Substance use can be isolating. As Pete VanDusartz, Director of Behavioral Health for HealthPartners’ Hudson Valley hospitals and clinics says, “typically, when someone has developed a pattern of addiction and compulsion with substance use, and it starts causing problems in their life, two things they do are called doubling down and going underground.”

In the context of substance use and abuse, doubling down refers to putting a lot of effort into trying to control substance use and its consequences, while going underground refers to being secretive about substance use.

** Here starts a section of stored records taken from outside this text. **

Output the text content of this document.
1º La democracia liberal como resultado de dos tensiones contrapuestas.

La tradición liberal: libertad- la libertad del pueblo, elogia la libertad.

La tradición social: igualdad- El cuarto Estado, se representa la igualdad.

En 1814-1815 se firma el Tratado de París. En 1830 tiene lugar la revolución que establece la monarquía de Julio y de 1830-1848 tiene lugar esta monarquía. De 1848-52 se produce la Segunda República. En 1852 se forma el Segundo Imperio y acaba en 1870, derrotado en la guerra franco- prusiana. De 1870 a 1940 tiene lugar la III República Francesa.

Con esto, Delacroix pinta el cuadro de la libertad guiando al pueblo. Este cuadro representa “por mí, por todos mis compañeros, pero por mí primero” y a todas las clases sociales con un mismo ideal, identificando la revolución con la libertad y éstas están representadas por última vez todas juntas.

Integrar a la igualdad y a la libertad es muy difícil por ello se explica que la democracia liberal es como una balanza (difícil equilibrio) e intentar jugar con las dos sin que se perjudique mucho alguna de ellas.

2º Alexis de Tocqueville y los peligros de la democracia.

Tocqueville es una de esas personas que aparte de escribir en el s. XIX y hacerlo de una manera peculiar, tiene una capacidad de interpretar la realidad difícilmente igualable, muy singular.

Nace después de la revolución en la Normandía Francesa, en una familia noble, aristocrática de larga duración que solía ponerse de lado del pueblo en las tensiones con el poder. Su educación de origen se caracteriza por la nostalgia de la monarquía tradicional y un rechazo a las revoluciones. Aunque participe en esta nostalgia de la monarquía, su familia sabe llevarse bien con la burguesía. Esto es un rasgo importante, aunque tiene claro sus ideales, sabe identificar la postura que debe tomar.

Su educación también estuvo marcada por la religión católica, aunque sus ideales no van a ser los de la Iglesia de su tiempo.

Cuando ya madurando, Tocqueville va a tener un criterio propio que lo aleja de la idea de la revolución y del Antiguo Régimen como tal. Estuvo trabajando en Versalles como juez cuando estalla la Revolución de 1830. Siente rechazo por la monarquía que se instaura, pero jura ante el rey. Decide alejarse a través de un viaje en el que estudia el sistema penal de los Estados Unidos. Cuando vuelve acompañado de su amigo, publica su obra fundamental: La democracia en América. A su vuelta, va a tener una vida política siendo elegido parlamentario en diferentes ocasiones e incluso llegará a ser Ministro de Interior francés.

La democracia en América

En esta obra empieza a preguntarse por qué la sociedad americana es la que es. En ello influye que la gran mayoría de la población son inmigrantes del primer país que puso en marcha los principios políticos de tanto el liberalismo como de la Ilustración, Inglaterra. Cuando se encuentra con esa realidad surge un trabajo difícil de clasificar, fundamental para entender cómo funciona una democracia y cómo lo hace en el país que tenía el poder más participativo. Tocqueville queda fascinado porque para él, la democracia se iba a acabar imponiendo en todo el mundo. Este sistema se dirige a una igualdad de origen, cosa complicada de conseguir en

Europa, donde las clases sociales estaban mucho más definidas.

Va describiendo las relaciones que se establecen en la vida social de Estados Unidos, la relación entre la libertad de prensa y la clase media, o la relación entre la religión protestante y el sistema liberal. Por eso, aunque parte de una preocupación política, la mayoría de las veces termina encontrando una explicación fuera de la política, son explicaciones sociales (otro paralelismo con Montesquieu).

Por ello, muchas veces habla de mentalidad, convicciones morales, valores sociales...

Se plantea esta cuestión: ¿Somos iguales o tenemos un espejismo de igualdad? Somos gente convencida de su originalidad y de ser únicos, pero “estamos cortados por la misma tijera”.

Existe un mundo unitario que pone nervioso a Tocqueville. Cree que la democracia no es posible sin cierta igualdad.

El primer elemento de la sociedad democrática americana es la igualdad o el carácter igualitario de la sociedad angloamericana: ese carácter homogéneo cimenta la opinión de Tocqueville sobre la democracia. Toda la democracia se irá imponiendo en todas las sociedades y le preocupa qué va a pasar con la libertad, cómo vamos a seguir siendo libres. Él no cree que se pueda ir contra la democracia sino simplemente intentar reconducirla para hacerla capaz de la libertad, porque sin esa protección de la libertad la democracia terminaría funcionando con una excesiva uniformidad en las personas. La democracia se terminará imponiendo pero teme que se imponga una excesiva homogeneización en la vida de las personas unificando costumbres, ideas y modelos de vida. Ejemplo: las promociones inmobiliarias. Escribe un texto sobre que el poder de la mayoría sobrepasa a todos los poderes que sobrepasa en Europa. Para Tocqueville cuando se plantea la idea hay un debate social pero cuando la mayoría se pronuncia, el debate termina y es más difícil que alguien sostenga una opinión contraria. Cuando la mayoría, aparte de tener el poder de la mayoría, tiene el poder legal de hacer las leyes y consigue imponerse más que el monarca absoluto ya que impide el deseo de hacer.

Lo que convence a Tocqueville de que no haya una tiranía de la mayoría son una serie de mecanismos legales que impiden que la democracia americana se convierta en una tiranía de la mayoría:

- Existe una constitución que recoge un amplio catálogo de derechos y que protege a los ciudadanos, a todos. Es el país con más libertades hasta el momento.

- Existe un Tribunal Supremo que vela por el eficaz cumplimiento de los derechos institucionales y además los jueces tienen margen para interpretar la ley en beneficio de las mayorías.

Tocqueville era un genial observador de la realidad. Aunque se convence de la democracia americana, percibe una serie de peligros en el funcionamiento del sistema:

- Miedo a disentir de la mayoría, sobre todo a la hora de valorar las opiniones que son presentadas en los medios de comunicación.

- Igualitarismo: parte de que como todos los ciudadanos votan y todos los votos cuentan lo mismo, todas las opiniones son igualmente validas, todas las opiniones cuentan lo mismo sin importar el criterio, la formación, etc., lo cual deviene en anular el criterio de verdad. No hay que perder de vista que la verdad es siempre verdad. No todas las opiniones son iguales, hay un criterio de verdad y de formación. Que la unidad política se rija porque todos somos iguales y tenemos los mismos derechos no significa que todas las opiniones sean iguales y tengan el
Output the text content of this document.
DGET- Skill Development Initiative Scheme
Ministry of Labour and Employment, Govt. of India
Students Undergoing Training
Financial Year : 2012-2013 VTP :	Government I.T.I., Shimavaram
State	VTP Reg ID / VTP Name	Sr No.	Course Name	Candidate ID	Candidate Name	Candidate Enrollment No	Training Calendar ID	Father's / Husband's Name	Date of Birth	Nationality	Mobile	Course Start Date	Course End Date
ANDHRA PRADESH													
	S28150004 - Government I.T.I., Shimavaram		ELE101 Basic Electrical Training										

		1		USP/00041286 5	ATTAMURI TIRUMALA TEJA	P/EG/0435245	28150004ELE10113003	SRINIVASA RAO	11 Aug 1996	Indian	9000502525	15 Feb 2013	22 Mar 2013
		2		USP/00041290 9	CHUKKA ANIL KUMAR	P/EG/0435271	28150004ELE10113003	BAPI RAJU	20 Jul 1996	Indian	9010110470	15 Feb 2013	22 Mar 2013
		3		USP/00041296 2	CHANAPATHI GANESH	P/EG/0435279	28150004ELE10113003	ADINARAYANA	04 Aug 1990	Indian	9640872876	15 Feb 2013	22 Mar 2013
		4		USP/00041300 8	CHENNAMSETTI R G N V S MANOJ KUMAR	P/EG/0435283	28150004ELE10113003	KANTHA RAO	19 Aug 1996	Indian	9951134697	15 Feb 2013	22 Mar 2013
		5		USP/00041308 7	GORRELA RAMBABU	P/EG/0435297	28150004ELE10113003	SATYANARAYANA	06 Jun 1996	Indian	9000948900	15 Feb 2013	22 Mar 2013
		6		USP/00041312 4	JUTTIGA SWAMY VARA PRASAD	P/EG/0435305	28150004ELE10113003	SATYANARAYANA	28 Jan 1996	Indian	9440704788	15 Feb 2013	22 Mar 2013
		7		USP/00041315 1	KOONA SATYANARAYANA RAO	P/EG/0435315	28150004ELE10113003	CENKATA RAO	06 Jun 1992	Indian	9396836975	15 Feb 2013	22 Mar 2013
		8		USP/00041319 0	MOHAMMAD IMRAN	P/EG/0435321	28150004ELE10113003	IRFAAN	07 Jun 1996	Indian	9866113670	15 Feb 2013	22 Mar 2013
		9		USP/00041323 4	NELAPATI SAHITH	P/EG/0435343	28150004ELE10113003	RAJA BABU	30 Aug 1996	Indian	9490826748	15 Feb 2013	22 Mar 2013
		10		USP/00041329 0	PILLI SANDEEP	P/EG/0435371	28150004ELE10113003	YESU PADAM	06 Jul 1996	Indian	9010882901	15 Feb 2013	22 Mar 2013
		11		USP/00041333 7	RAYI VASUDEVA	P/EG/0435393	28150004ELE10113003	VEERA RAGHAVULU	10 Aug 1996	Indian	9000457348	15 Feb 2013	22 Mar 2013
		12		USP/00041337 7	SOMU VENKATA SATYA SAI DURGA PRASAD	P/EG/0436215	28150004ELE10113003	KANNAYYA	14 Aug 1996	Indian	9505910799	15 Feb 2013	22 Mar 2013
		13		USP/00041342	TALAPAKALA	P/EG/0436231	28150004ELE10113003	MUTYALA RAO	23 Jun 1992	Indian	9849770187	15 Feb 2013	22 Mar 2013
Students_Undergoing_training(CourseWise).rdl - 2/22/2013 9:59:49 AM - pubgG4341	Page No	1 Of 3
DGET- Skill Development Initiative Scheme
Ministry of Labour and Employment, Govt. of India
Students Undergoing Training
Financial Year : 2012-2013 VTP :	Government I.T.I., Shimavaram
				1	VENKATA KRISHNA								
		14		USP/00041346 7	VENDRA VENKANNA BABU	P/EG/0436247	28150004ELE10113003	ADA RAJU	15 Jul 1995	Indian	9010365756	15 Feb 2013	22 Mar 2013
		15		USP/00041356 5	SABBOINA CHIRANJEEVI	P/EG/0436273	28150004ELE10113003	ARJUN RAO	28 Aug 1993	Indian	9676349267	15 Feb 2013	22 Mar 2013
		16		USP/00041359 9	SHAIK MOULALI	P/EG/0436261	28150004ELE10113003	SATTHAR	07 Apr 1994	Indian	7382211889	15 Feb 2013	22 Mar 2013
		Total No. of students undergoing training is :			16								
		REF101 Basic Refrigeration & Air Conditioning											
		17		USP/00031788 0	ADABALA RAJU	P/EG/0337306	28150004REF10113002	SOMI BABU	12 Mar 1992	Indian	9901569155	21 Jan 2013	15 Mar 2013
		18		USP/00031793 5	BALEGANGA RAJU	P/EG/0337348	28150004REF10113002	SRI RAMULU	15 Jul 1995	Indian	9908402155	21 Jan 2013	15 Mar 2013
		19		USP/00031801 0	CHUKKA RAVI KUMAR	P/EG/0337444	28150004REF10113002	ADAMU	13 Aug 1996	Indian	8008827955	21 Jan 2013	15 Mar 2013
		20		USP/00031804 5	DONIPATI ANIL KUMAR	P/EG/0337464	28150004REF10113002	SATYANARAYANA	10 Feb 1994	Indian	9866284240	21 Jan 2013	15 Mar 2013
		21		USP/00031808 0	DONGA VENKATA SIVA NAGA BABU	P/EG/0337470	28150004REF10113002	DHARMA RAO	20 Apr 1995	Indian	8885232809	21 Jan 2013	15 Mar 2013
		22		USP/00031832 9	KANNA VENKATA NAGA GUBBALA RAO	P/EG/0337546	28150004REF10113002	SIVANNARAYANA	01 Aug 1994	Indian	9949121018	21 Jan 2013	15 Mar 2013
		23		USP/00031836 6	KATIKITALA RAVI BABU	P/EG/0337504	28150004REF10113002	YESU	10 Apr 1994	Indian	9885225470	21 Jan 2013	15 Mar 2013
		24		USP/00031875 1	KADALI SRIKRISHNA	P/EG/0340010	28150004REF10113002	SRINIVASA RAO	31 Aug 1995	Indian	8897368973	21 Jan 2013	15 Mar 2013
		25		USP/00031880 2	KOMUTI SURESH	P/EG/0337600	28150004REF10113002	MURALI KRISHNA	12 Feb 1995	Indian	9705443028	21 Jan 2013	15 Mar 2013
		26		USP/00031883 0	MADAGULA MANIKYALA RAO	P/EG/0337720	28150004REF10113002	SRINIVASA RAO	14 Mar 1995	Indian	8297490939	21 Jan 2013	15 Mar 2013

This was the starting point for our conversation with Pete, Brian Bartlett and Brian Francis, all of whom have worked for the Programs for Change substance use treatment program for many years. They joined us on the For Health’s Sake podcast to explain how support groups help with the process of recovering from addiction. We covered:

  • How the Alcoholics Anonymous 12 Step program influences other substance use support programs
  • How a supportive group setting helps reduce the isolating parts of addiction
  • Where support groups fit into a substance use treatment program
  • Support groups for families of people with substance use disorders

Recover at your pace

It’s normal to be nervous about attending a support group. And support groups understand that. “The majority of people do have a lot of fear walking into their first meeting,” Brian Francis said. “The nice thing is that inside that door is a bunch of people who have also gone to their first meeting. They remember what that fear was like and are very supportive. Another thing is that you're not required to share anything. You can just say pass until you’re comfortable.”